My practice area revolves around retirement, and, with that wholly inadequate tie-in, I move on to reporting that I just witnessed Elton John's first NY-area installment of his farewell tour. Several thoughts:
- The Bernie Taupin thing is amazing. I've never fully understood how he's able to channel the performer's inner self in a way that it's frankly all but unimaginable that the words are written by someone else. I think he's one of the great poets of all time, harkening back to whatever classic poets you want to name. That the poetry is set to music doesn't diminish it.

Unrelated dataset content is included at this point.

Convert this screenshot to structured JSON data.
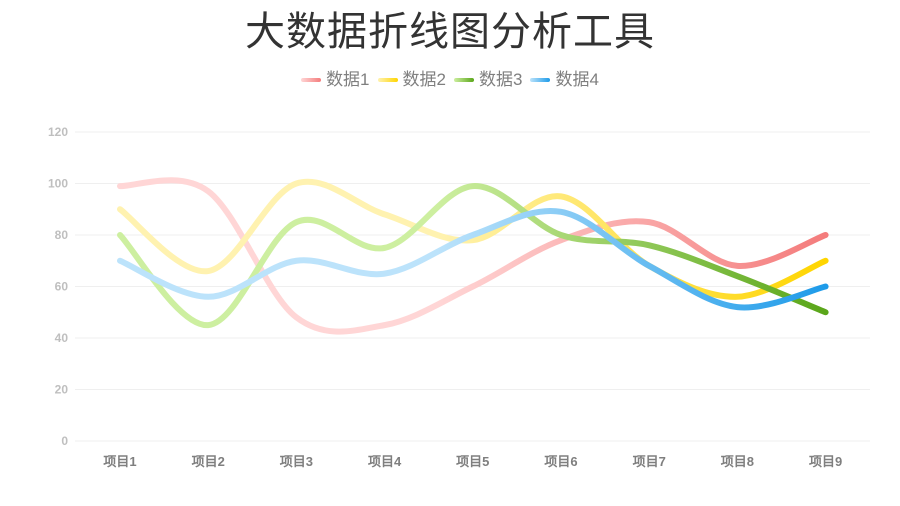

I think that Elton intentionally honored Bernie by leaving out of the set both the Broadway stuff and the couple of huge covers (although, to be fair, as he himself said, there simply was no way to get to all the material - his book is staggeringly broad).
- He cemented his status with me as my favorite mainstream rocker of all time. In fact, even though I'm built more as a straight-ahead guy (see, e.g., AC/DC, G 'N' R, Led Zep and the like), for me he's right up there with any of 'em.
- His voice was utterly solid in-range - good as ever, if you ask me (although with the concession that the falsetto is no longer there). And his piano playing hasn't lost a single nit. Incredible. He gets more noise out of that thing than anyone. Not only unsurpassed, but the best (with all due respect to Billy Joel).
- His rendition of Levon was a top-three (not even sure what if anything is ahead at number one or two) performance from among anything I've ever seen from anyone.
Not entirely sure why younger generations shouldn't/wouldn't appreciate this. His music seems timeless. I know it's as trite as it gets to say it, but . . . you Rock. Thank you.
P.S.: While few if any readers will understand this, I would like to say (having absolutely nothing to do with the above Elton John post) - Rocky, we love you, and always will.